Bien que la logique consistant à réduire la consommation pour gérer l’offre soit théoriquement valable, ces conseils ont suscité des réactions négatives importantes en raison de la négligence des réalités structurelles de la vie américaine.
La déconnexion entre l’industrie et les infrastructures
Les critiques adressées à Walz proviennent d’un écart perçu entre le point de vue des dirigeants du secteur de l’énergie et l’expérience vécue du consommateur moyen. Pour beaucoup, conduire n’est pas un choix de vie ou une activité récréative, mais une nécessité non négociable.
Lorsqu’un dirigeant de l’une des plus grandes compagnies pétrolières du monde suggère de conduire moins, il ignore une vérité fondamentale : une grande partie du paysage américain est construite autour de l’automobile, laissant une grande partie de la population sans alternative viable aux combustibles fossiles pour sa survie quotidienne.
Le calcul de la nécessité : pourquoi conduire n’est pas facultatif
Pour comprendre pourquoi « conduire moins » est un conseil difficile à suivre, il faut examiner les données concernant la manière dont les Américains se déplacent réellement.

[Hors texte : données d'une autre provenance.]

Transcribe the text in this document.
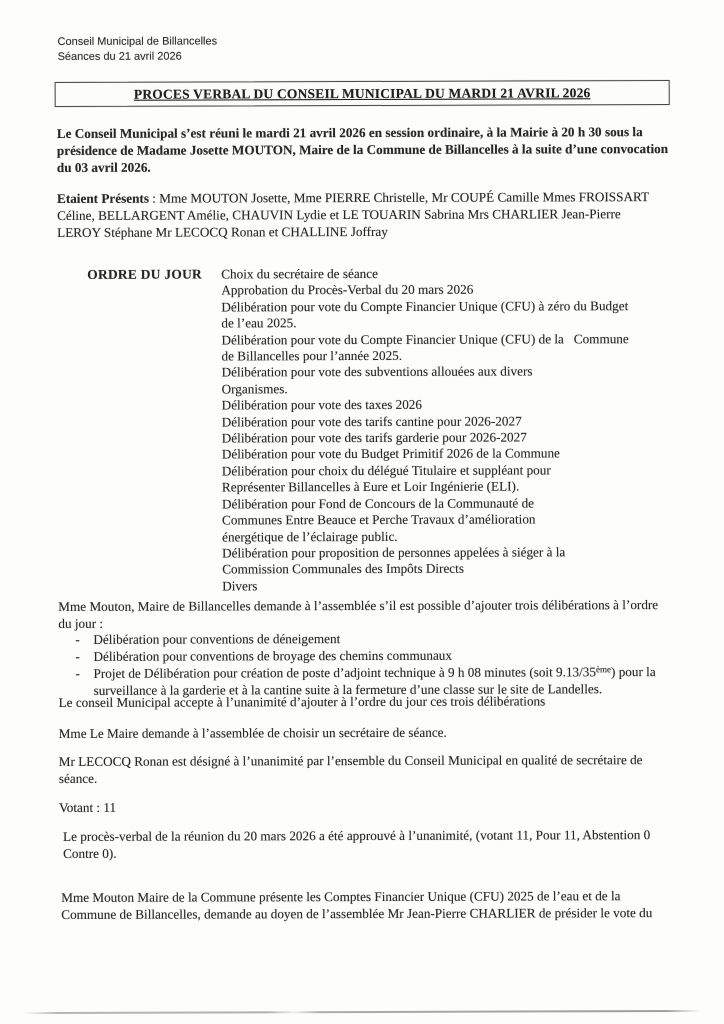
Conseil Municipal de Billancelles
Séances du 21 avril 2026
PROCES VERBAL DU CONSEIL MUNICIPAL DU MARDI 21 AVRIL 2026
Le Conseil Municipal s’est réuni le mardi 21 avril 2026 en session ordinaire, à la Mairie à 20 h 30 sous la
présidence de Madame Josette MOUTON, Maire de la Commune de Billancelles à la suite d’une convocation
du 03 avril 2026.
Etaient Présents : Mme MOUTON Josette, Mme PIERRE Christelle, Mr COUPÉ Camille Mmes FROISSART
Céline, BELLARGENT Amélie, CHAUVIN Lydie et LE TOUARIN Sabrina Mrs CHARLIER Jean-Pierre
LEROY Stéphane Mr LECOCQ Ronan et CHALLINE Joffray
ORDRE DU JOUR Choix du secrétaire de séance
Approbation du Procès-Verbal du 20 mars 2026
Délibération pour vote du Compte Financier Unique (CFU) à zéro du Budget
de l’eau 2025.
Délibération pour vote du Compte Financier Unique (CFU) de la   Commune
de Billancelles pour l’année 2025.
Délibération pour vote des subventions allouées aux divers
Organismes.
Délibération pour vote des taxes 2026
Délibération pour vote des tarifs cantine pour 2026-2027
Délibération pour vote des tarifs garderie pour 2026-2027
Délibération pour vote du Budget Primitif 2026 de la Commune
Délibération pour choix du délégué Titulaire et suppléant pour
Représenter Billancelles à Eure et Loir Ingénierie (ELI).
Délibération pour Fond de Concours de la Communauté de
Communes Entre Beauce et Perche Travaux d’amélioration
énergétique de l’éclairage public.
Délibération pour proposition de personnes appelées à siéger à la
Commission Communales des Impôts Directs
Divers
Mme Mouton, Maire de Billancelles demande à l’assemblée s’il est possible d’ajouter trois délibérations à l’ordre
du jour :
-	Délibération pour conventions de déneigement
-	Délibération pour conventions de broyage des chemins communaux
-	Projet de Délibération pour création de poste d’adjoint technique à 9 h 08 minutes (soit 9.13/35ème) pour la
surveillance à la garderie et à la cantine suite à la fermeture d’une classe sur le site de Landelles.
Le conseil Municipal accepte à l’unanimité d’ajouter à l’ordre du jour ces trois délibérations
Mme Le Maire demande à l’assemblée de choisir un secrétaire de séance.
Mr LECOCQ Ronan est désigné à l’unanimité par l’ensemble du Conseil Municipal en qualité de secrétaire de
séance.
Votant : 11
Le procès-verbal de la réunion du 20 mars 2026 a été approuvé à l’unanimité, (votant 11, Pour 11, Abstention 0
Contre 0).
Mme Mouton Maire de la Commune présente les Comptes Financier Unique (CFU) 2025 de l’eau et de la
Commune de Billancelles, demande au doyen de l’assemblée Mr Jean-Pierre CHARLIER de présider le vote du
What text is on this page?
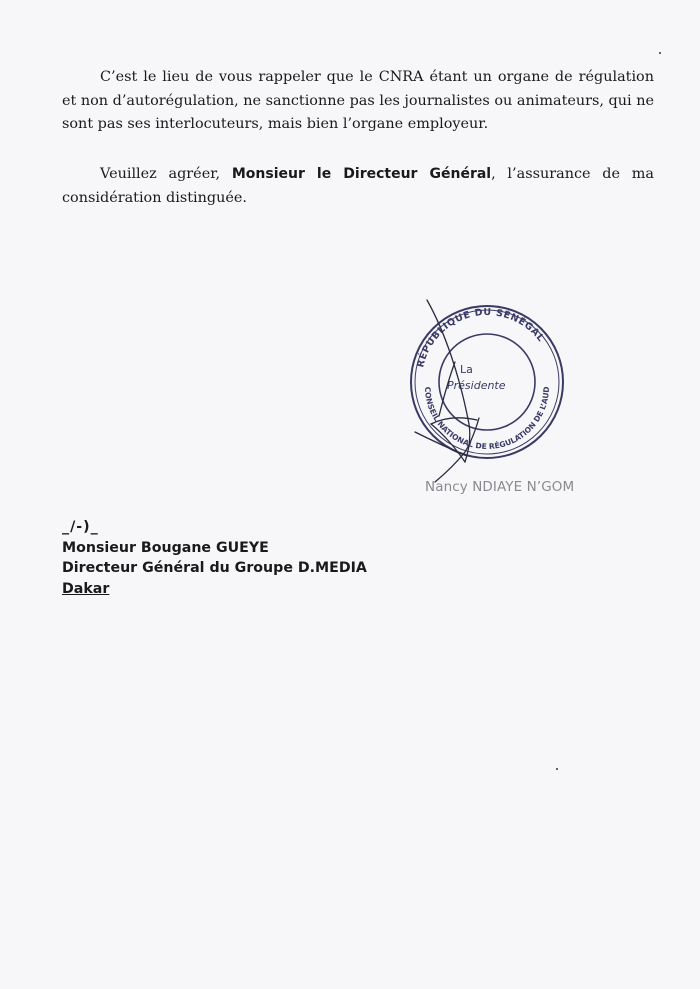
C’est le lieu de vous rappeler que le CNRA étant un organe de régulation et non d’autorégulation, ne sanctionne pas les journalistes ou animateurs, qui ne sont pas ses interlocuteurs, mais bien l’organe employeur.

Veuillez agréer, Monsieur le Directeur Général, l’assurance de ma considération distinguée.

RÉPUBLIQUE DU SÉNÉGAL
CONSEIL NATIONAL DE RÉGULATION DE L’AUD
La
Présidente
Nancy NDIAYE N’GOM
_/-)_
Monsieur Bougane GUEYE
Directeur Général du Groupe D.MEDIA
Dakar
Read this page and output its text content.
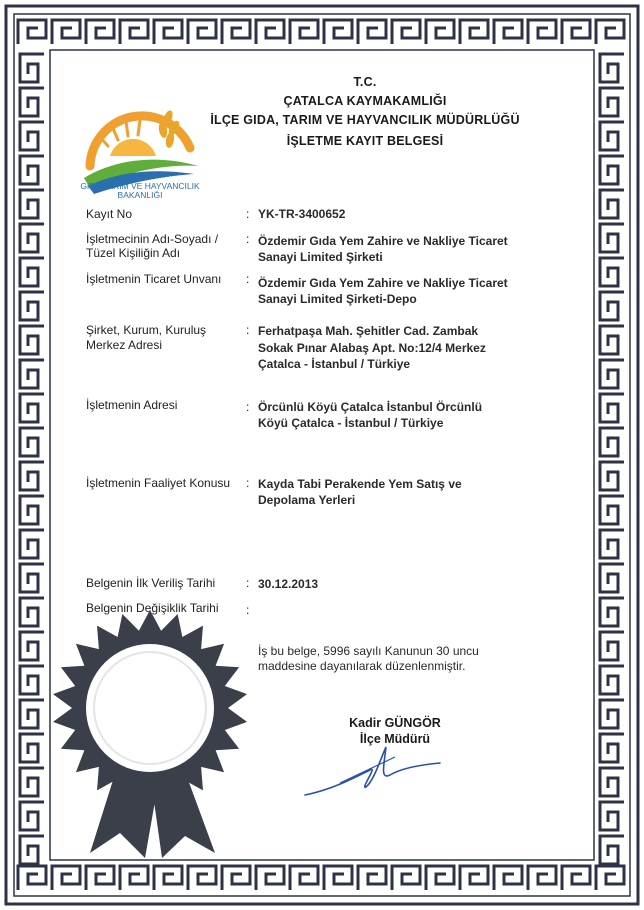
T.C.
ÇATALCA KAYMAKAMLIĞI
İLÇE GIDA, TARIM VE HAYVANCILIK MÜDÜRLÜĞÜ
İŞLETME KAYIT BELGESİ
T.C.
GIDA TARIM VE HAYVANCILIK
BAKANLIĞI
Kayıt No	: YK-TR-3400652
İşletmecinin Adı-Soyadı /
Tüzel Kişiliğin Adı
: Özdemir Gıda Yem Zahire ve Nakliye Ticaret
Sanayi Limited Şirketi
İşletmenin Ticaret Unvanı : Özdemir Gıda Yem Zahire ve Nakliye Ticaret
Sanayi Limited Şirketi-Depo
Şirket, Kurum, Kuruluş
Merkez Adresi
: Ferhatpaşa Mah. Şehitler Cad. Zambak
Sokak Pınar Alabaş Apt. No:12/4 Merkez
Çatalca - İstanbul / Türkiye
İşletmenin Adresi	: Örcünlü Köyü Çatalca İstanbul Örcünlü
Köyü Çatalca - İstanbul / Türkiye
İşletmenin Faaliyet Konusu : Kayda Tabi Perakende Yem Satış ve
Depolama Yerleri
Belgenin İlk Veriliş Tarihi	: 30.12.2013
Belgenin Değişiklik Tarihi :
İş bu belge, 5996 sayılı Kanunun 30 uncu
maddesine dayanılarak düzenlenmiştir.
Kadir GÜNGÖR
İlçe Müdürü
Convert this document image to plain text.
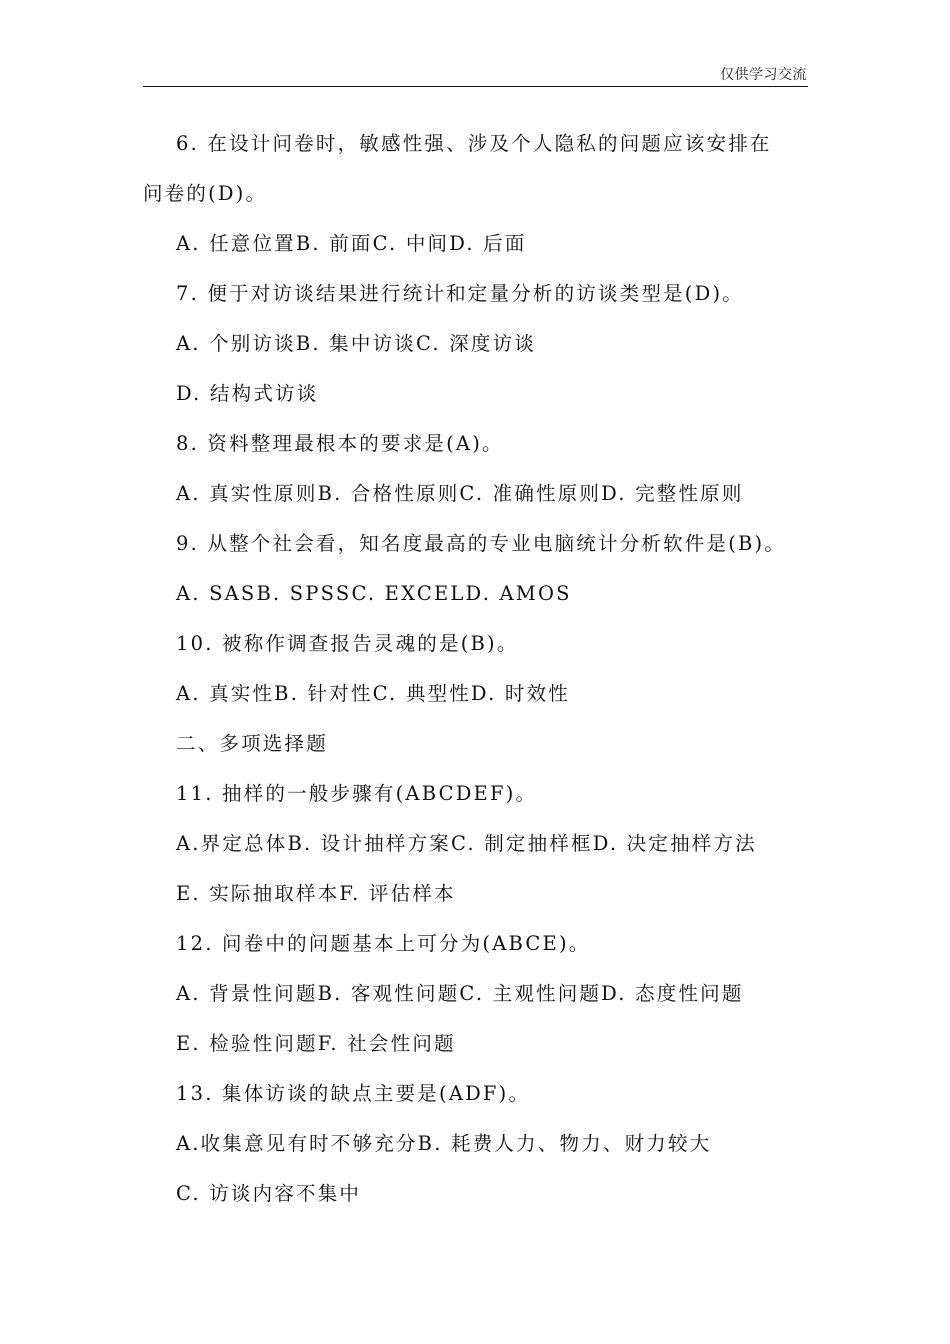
仅供学习交流
6. 在设计问卷时，敏感性强、涉及个人隐私的问题应该安排在
问卷的(D)。
A. 任意位置B. 前面C. 中间D. 后面
7. 便于对访谈结果进行统计和定量分析的访谈类型是(D)。
A. 个别访谈B. 集中访谈C. 深度访谈
D. 结构式访谈
8. 资料整理最根本的要求是(A)。
A. 真实性原则B. 合格性原则C. 准确性原则D. 完整性原则
9. 从整个社会看，知名度最高的专业电脑统计分析软件是(B)。
A. SASB. SPSSC. EXCELD. AMOS
10. 被称作调查报告灵魂的是(B)。
A. 真实性B. 针对性C. 典型性D. 时效性
二、多项选择题
11. 抽样的一般步骤有(ABCDEF)。
A.界定总体B. 设计抽样方案C. 制定抽样框D. 决定抽样方法
E. 实际抽取样本F. 评估样本
12. 问卷中的问题基本上可分为(ABCE)。
A. 背景性问题B. 客观性问题C. 主观性问题D. 态度性问题
E. 检验性问题F. 社会性问题
13. 集体访谈的缺点主要是(ADF)。
A.收集意见有时不够充分B. 耗费人力、物力、财力较大
C. 访谈内容不集中
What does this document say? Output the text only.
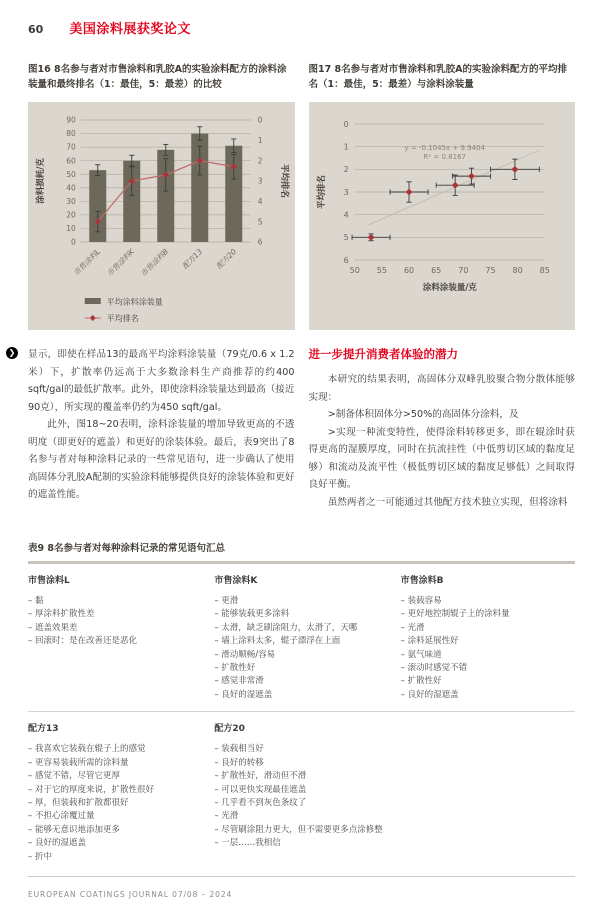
60 美国涂料展获奖论文

图16 8名参与者对市售涂料和乳胶A的实验涂料配方的涂料涂装量和最终排名（1：最佳，5：最差）的比较

图17 8名参与者对市售涂料和乳胶A的实验涂料配方的平均排名（1：最佳，5：最差）与涂料涂装量

0
10
20
30
40
50
60
70
80
90	0
1
2
3
4
5
6
市售涂料L 市售涂料K 市售涂料B 配方13 配方20
涂料损耗/克	平均排名
平均涂料涂装量
平均排名
0
1
2
3
4
5
6
50 55 60 65 70 75 80 85
y = -0.1045x + 9.9404
R² = 0.8167
平均排名
涂料涂装量/克
❯ 显示，即使在样品13的最高平均涂料涂装量（79克/0.6 x 1.2米）下，扩散率仍远高于大多数涂料生产商推荐的约400 sqft/gal的最低扩散率。此外，即使涂料涂装量达到最高（接近90克），所实现的覆盖率仍约为450 sqft/gal。

此外，图18~20表明，涂料涂装量的增加导致更高的不透明度（即更好的遮盖）和更好的涂装体验。最后，表9突出了8名参与者对每种涂料记录的一些常见语句，进一步确认了使用高固体分乳胶A配制的实验涂料能够提供良好的涂装体验和更好的遮盖性能。

进一步提升消费者体验的潜力

本研究的结果表明，高固体分双峰乳胶聚合物分散体能够实现：

>制备体积固体分>50%的高固体分涂料，及

>实现一种流变特性，使得涂料转移更多，即在辊涂时获得更高的湿膜厚度，同时在抗流挂性（中低剪切区域的黏度足够）和流动及流平性（极低剪切区域的黏度足够低）之间取得良好平衡。

虽然两者之一可能通过其他配方技术独立实现，但将涂料

表9 8名参与者对每种涂料记录的常见语句汇总
市售涂料L
– 黏
– 厚涂料扩散性差
– 遮盖效果差
– 回滚时：是在改善还是恶化
市售涂料K
– 更滑
– 能够装载更多涂料
– 太滑，缺乏刷涂阻力，太滑了，天哪
– 墙上涂料太多，辊子漂浮在上面
– 滑动顺畅/容易
– 扩散性好
– 感觉非常滑
– 良好的湿遮盖
市售涂料B
– 装载容易
– 更好地控制辊子上的涂料量
– 光滑
– 涂料延展性好
– 氨气味道
– 滚动时感觉不错
– 扩散性好
– 良好的湿遮盖
配方13
– 我喜欢它装载在辊子上的感觉
– 更容易装载所需的涂料量
– 感觉不错，尽管它更厚
– 对于它的厚度来说，扩散性很好
– 厚，但装载和扩散都很好
– 不担心涂覆过量
– 能够无意识地添加更多
– 良好的湿遮盖
– 折中
配方20
– 装载相当好
– 良好的转移
– 扩散性好，滑动但不滑
– 可以更快实现最佳遮盖
– 几乎看不到灰色条纹了
– 光滑
– 尽管刷涂阻力更大，但不需要更多点涂修整
– 一层……我相信
EUROPEAN COATINGS JOURNAL 07/08 – 2024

La réalité est que la grande majorité des kilomètres parcourus sont liés à des fonctions essentielles plutôt qu’à des loisirs.
Selon les données des États-Unis Bureau du recensement :
– 77 % des Américains se rendent au travail en voiture.
– Seuls 3 % utilisent les transports en commun.
– Le trajet aller simple moyen couvre environ 20,5 miles et dure environ 26 minutes.
Lorsque vous calculez ces chiffres, l’Américain moyen parcourt environ 13 500 miles par an. Sur ce total, environ 9 800 miles sont consacrés aux simples déplacements pour se rendre au travail et en revenir. Cela signifie que près des trois quarts du kilométrage annuel d’une personne type sont consacrés à l’emploi.
Une fois prises en compte les courses essentielles, comme les courses, les visites médicales et le transport scolaire, le kilométrage « discrétionnaire » ou « facultatif » laissé à la plupart des citoyens est remarquablement mince.
Un paysage d’obligation, pas de récréation
L’idée selon laquelle les prix élevés de l’essence pourraient être atténués en limitant les « balades » n’est pas étayée par les données fédérales. Une enquête menée par la Federal Highway Administration indique que :
– L’écrasante majorité des déplacements sont classés comme essentiels (travail, courses, obligations familiales).
– Seule une petite minorité de déplacements sont classés comme sociaux ou récréatifs.
Cela met en évidence un problème systémique : même si tous les Américains décidaient de supprimer tous les déplacements non essentiels, l’impact sur la demande de carburant serait limité par le fait que la plupart des déplacements sont nécessaires pour participer de base à l’économie et à la société.
L’essentiel : Même si la réduction de la consommation d’énergie est un objectif macroéconomique valable, suggérer que les consommateurs « conduisent simplement moins » ignore la réalité selon laquelle pour 77 % de la population active, la voiture est un outil indispensable à la survie, et non un luxe de loisirs.